Character Encoding

To the computer all data is a bunch of binary numbers, including strings, pictures and videos. So how do you get from a bunch of numbers to a string? There is an agreed upon way to convert the numbers into letters. The agreed upon way is called a character encoding.

The oldest character encoding that’s still in use is called ASCII, short for American Standard Code for Information Interchange. ASCII uses seven bits to represent 128 different characters. Why so many? To the computer upper case letters are different from lower case letters and there are a whole bunch of special characters. Special characters control how a string looks or is printed.

There are a few special characters that are important to know.

Binary

Hex

Decimal

String Notation

Meaning

000 0000

0x00

0

\0

Null character. There must be one at the end of every string.

000 1001

0x09

9

\t

Tab character. Adds an adjustable amount of whitespace.

000 1010

0x0a

10

\n

Line feed. Starts a new line of text on UNIX.

000 1101

0x0d

13

\r

Carriage return. On Windows \rn together start a new line of text.

Many of the special characters are leftovers from the days when there were no computer monitors. In those days the UNIX command line was typed out using a specially modifed typewriter called a Teletype.

It’s pretty commont to use \t and \n in strings:

print('Special characters:\nNo tab\n\tOne tab\n\t\tTwo tabs\n\t\t\tThree tabs')

Enter the print statement into the cell below.

[ ]:

Notice what the special characters do?

UTF Encoding

There’s a problem with ASCII. What about if you want to interchange information with non-Americans? ASCII only contains the English alphabet, so you can’t write things in other languages. In 1960 when ASCII was developed few other coutries had computers. Now, people all over the world have computers in their pocket. To address this problem the UTF family of encodings was created. UTF is short for Unicode Transformation Format. UTF encodings contain enough characters for every human language and emojis!

In ASCII every character is one byte (8-bits, with only 7 used). UTF characters can be between one and four bytes (8 to 32 bits). The ord and chr functions are only work on single-byte characters so the new functions encode and decode are used to do the same job.

Byte Strings

In order to understand what encode and decode do you need to know about a type of string that I haven’t mentioned yet. The b-string is used to express raw bytes. Raw bytes are a bunch of numbers. They can be converted to strings using an encoding.

Here’s how you specify a b-string. Each hexadecimal value in the b-string starts with \x. So \x01 is how you write hexadecimal 0x01.

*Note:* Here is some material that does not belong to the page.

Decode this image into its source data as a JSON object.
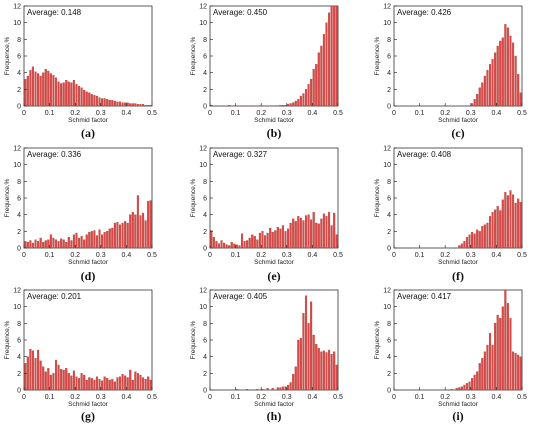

bytes = b'\xF0\x9F\x98\xB8'

The decode function applies a character encoding to bytes and returns a string. See what happens when you encode the bytes from the previous example:

print(bytes.decode('utf-8'))

Enter the example lines to see the decoded bytes:

[ ]:

Meow! The encode and decode functions cannot automatically determine the character encoding, you have to tell them. See what happens to the code above if you try to decode the bytes as “ascii”.

The encode() function does the reverse. Here’s how to convert the smiling cat face emoji to the ‘utf-32’ format.

[1]:
'🤖'.encode('utf-32')
[1]:
b'\xff\xfe\x00\x00\x16\xf9\x01\x00'

Check out your favorite emojis at https://getemoji.com/. Try encoding them to see what they look like in bytes. After that take a look at the standard encodings that are built into Python. Try encoding your favorite emoji with different codecs (short for coder-decoder).

File Encodings

Files are made of raw bytes. When you open a file Python 3 assumes that the file is UTF-8 encoded and the familiar functions like readline() return strings. That’s not always what you want. Placing the letter b in the file mode tells Python to return bytes instead of strings.

[1]:
with open('files/languages.txt', 'rb') as f:
    print (f.readline())
    print (f.readline())
    print (f.readline())
    print (f.readline())
b'Afrikaans\n'
b'\xe1\x8a\xa0\xe1\x88\x9b\xe1\x88\xad\xe1\x8a\x9b\n'
b'\xd0\x90\xd2\xa7\xd1\x81\xd1\x88\xd3\x99\xd0\xb0\n'
b'\xd8\xa7\xd9\x84\xd8\xb9\xd8\xb1\xd8\xa8\xd9\x8a\xd8\xa9\n'

The b flag is important when you’re trying to read binary files like images or videos. If you’re trying to read a text file with an alternate encoding you can pass the encoding= keyword argument to open(). Here’s an example where the file encoding is explicity set.

[3]:
with open('files/languages.txt', 'r', encoding='utf-8') as f:
    print (f.readline())
    print (f.readline())
    print (f.readline())
    print (f.readline())
Afrikaans

አማርኛ

Аҧсшәа

العربية

Exercise

Write a Python program that translates files from ASCII encoding to UTF-32 encoding.